Islamabad is totally inactive and ignorant about the need to reduce or remove the interprovincial gender disparity and bring the neglected women of Balochistan at par with the rest of the provinces. Inter-provincial gender inequality in the employment sector is unspeakable. According to the State Bank of Pakistan’s 2005-06 report, Balochistan and the NWFP have the highest female unemployment rate of 27 percent and 29 percent, compared to seven percent and 20 percent for Punjab and Sindh respectively.

In fact, acute poverty at the margins appeared to be hitting the hardest at women. As long as women’s access to healthcare, education and training remains limited, prospects for improved social status of female population will remain bleak.

A large number of women’s vocational and training centres in Punjab make women more capable and confident to qualify for market jobs. Punjab has 111 women’s vocational institutes; Balochistan has only one.

Due to the severe shortage of girls’ schools in the province, only 23 percent rural girls are lucky enough to be enrolled at primary level as compared to 47 percent in rural Punjab.

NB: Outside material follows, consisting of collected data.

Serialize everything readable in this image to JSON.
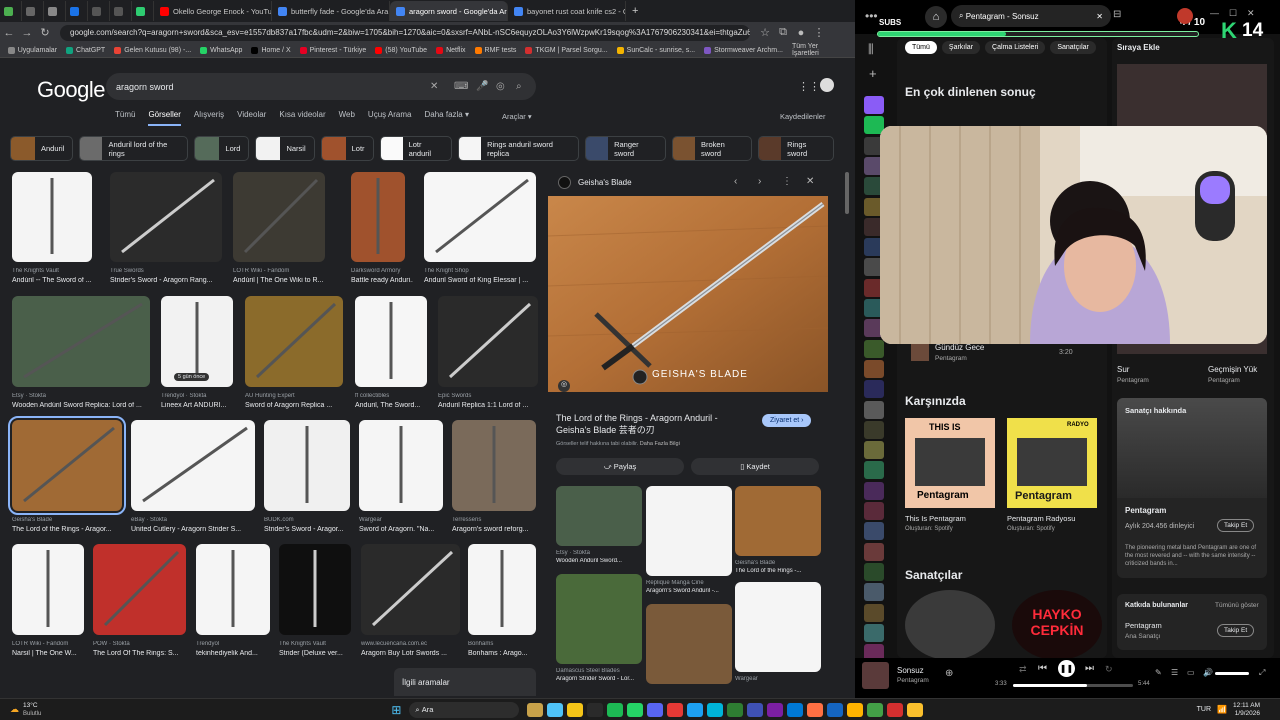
{
  "tabs": [
    {
      "label": "",
      "color": "#4caf50"
    },
    {
      "label": "",
      "color": "#666"
    },
    {
      "label": "",
      "color": "#888"
    },
    {
      "label": "",
      "color": "#1a73e8"
    },
    {
      "label": "",
      "color": "#555"
    },
    {
      "label": "",
      "color": "#555"
    },
    {
      "label": "",
      "color": "#2ecc71"
    },
    {
      "label": "Okello George Enock - YouTube",
      "color": "#ff0000"
    },
    {
      "label": "butterfly fade - Google'da Ara",
      "color": "#4285f4"
    },
    {
      "label": "aragorn sword - Google'da Ara",
      "color": "#4285f4"
    },
    {
      "label": "bayonet rust coat knife cs2 - G",
      "color": "#4285f4"
    }
  ],
  "url": "google.com/search?q=aragorn+sword&sca_esv=e1557db837a17fbc&udm=2&biw=1705&bih=1270&aic=0&sxsrf=ANbL-nSC6equyzOLAo3Y6lWzpwKr19sqog%3A1767906230341&ei=thtgaZu6FIKJ7NYPgfnbwAY&",
  "bookmarks": [
    "Uygulamalar",
    "ChatGPT",
    "Gelen Kutusu (98) -...",
    "WhatsApp",
    "Home / X",
    "Pinterest - Türkiye",
    "(58) YouTube",
    "Netflix",
    "RMF tests",
    "TKGM | Parsel Sorgu...",
    "SunCalc - sunrise, s...",
    "Stormweaver Archm..."
  ],
  "bookmarks_right": "Tüm Yer İşaretleri",
  "google": {
    "logo": "Google",
    "query": "aragorn sword",
    "tabs": [
      "Tümü",
      "Görseller",
      "Alışveriş",
      "Videolar",
      "Kısa videolar",
      "Web",
      "Uçuş Arama",
      "Daha fazla ▾"
    ],
    "tools": "Araçlar ▾",
    "saved": "Kaydedilenler",
    "chips": [
      "Anduril",
      "Anduril lord of the rings",
      "Lord",
      "Narsil",
      "Lotr",
      "Lotr anduril",
      "Rings anduril sword replica",
      "Ranger sword",
      "Broken sword",
      "Rings sword"
    ],
    "results": [
      {
        "src": "The Knights Vault",
        "title": "Andúril -- The Sword of ..."
      },
      {
        "src": "True Swords",
        "title": "Strider's Sword - Aragorn Rang..."
      },
      {
        "src": "LOTR Wiki - Fandom",
        "title": "Andúril | The One Wiki to R..."
      },
      {
        "src": "Darksword Armory",
        "title": "Battle ready Anduri..."
      },
      {
        "src": "The Knight Shop",
        "title": "Anduril Sword of King Elessar | ..."
      },
      {
        "src": "Etsy · Stokta",
        "title": "Wooden Andúril Sword Replica: Lord of ..."
      },
      {
        "src": "Trendyol · Stokta",
        "title": "Lineex Art ANDURI..."
      },
      {
        "src": "AU Hunting Expert",
        "title": "Sword of Aragorn Replica ..."
      },
      {
        "src": "ff collectibles",
        "title": "Anduril, The Sword..."
      },
      {
        "src": "Epic Swords",
        "title": "Anduril Replica 1:1 Lord of ..."
      },
      {
        "src": "Geisha's Blade",
        "title": "The Lord of the Rings - Aragor..."
      },
      {
        "src": "eBay · Stokta",
        "title": "United Cutlery - Aragorn Strider S..."
      },
      {
        "src": "BUDK.com",
        "title": "Strider's Sword - Aragor..."
      },
      {
        "src": "Wargear",
        "title": "Sword of Aragorn. \"Na..."
      },
      {
        "src": "Terressens",
        "title": "Aragorn's sword reforg..."
      },
      {
        "src": "LOTR Wiki - Fandom",
        "title": "Narsil | The One W..."
      },
      {
        "src": "POW · Stokta",
        "title": "The Lord Of The Rings: S..."
      },
      {
        "src": "Trendyol",
        "title": "tekinhediyelik And..."
      },
      {
        "src": "The Knights Vault",
        "title": "Strider (Deluxe ver..."
      },
      {
        "src": "www.lecuencana.com.ec",
        "title": "Aragorn Buy Lotr Swords ..."
      },
      {
        "src": "Bonhams",
        "title": "Bonhams : Arago..."
      }
    ],
    "badge": "5 gün önce",
    "related": "İlgili aramalar",
    "preview": {
      "source": "Geisha's Blade",
      "title": "The Lord of the Rings - Aragorn Anduril - Geisha's Blade 芸者の刃",
      "visit": "Ziyaret et",
      "copyright": "Görseller telif hakkına tabi olabilir.",
      "more_info": "Daha Fazla Bilgi",
      "share": "Paylaş",
      "save": "Kaydet",
      "watermark": "GEISHA'S BLADE",
      "related": [
        {
          "src": "Etsy · Stokta",
          "title": "Wooden Andúril Sword..."
        },
        {
          "src": "Réplique Manga Ciné",
          "title": "Aragorn's Sword Anduril -..."
        },
        {
          "src": "Geisha's Blade",
          "title": "The Lord of the Rings -..."
        },
        {
          "src": "Damascus Steel Blades",
          "title": "Aragorn Strider Sword - Lor..."
        },
        {
          "src": "Wargear",
          "title": ""
        }
      ]
    }
  },
  "spotify": {
    "search": "Pentagram - Sonsuz",
    "subs_label": "SUBS",
    "subs_count": "4 / 10",
    "overlay_num": "14",
    "filters": [
      "Tümü",
      "Şarkılar",
      "Çalma Listeleri",
      "Sanatçılar"
    ],
    "queue_title": "Sıraya Ekle",
    "top_result": "En çok dinlenen sonuç",
    "track": {
      "title": "Gündüz Gece",
      "artist": "Pentagram",
      "duration": "3:20"
    },
    "right_items": [
      {
        "title": "Sur",
        "artist": "Pentagram"
      },
      {
        "title": "Geçmişin Yük",
        "artist": "Pentagram"
      }
    ],
    "section_for_you": "Karşınızda",
    "cards": [
      {
        "cover": "THIS IS",
        "cover_name": "Pentagram",
        "title": "This Is Pentagram",
        "sub": "Oluşturan: Spotify"
      },
      {
        "cover": "RADYO",
        "cover_name": "Pentagram",
        "title": "Pentagram Radyosu",
        "sub": "Oluşturan: Spotify"
      }
    ],
    "about": {
      "label": "Sanatçı hakkında",
      "name": "Pentagram",
      "listeners": "Aylık 204.456 dinleyici",
      "follow": "Takip Et",
      "desc": "The pioneering metal band Pentagram are one of the most revered and -- with the same intensity -- criticized bands in..."
    },
    "section_artists": "Sanatçılar",
    "artist2_logo": "HAYKO CEPKİN",
    "contributors": {
      "label": "Katkıda bulunanlar",
      "show_all": "Tümünü göster",
      "name": "Pentagram",
      "role": "Ana Sanatçı",
      "follow": "Takip Et"
    },
    "now_playing": {
      "title": "Sonsuz",
      "artist": "Pentagram",
      "elapsed": "3:33",
      "total": "5:44",
      "progress": 0.62
    }
  },
  "taskbar": {
    "weather_temp": "13°C",
    "weather_desc": "Bulutlu",
    "search": "Ara",
    "lang": "TUR",
    "time": "12:11 AM",
    "date": "1/9/2026"
  }
}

The Social Policy Development Centre 2005 report discovered that the percentage of the population living in a high degree of deprivation stands at 88 percent in Balochistan, 51 percent in the NWFP, 49 percent in Sindh and 25 percent in Punjab. According to poverty-related reports, the percentage of the population living below the poverty line stands at 63 percent in Balochistan, 26 percent in Punjab, 29 percent in the NWFP and 38 percent in Sindh.

No development policy could succeed unless it is based on the needs and participation of the people in the process. In Balochistan’s case, what the people need is socio-economic development, political empowerment, clean drinking water, electricity, practical education, basic health facilities, and proper roads and infrastructure connecting rural towns to the main centres.

But the central government is doing the opposite. The Baloch are subject to extreme discrimination. No state in the present era singles out its citizens on the basis of region and ethnicity. My friend President Zardari, instead of giving a few hundred thousand rupees to the victim whose case was highlighted due to his visit to Quetta, needs to address the appalling state of women’s rights and issues in Sindh and Balochistan and rectify some of the discriminatory institutional policies preventing women’s empowerment in all aspects of society.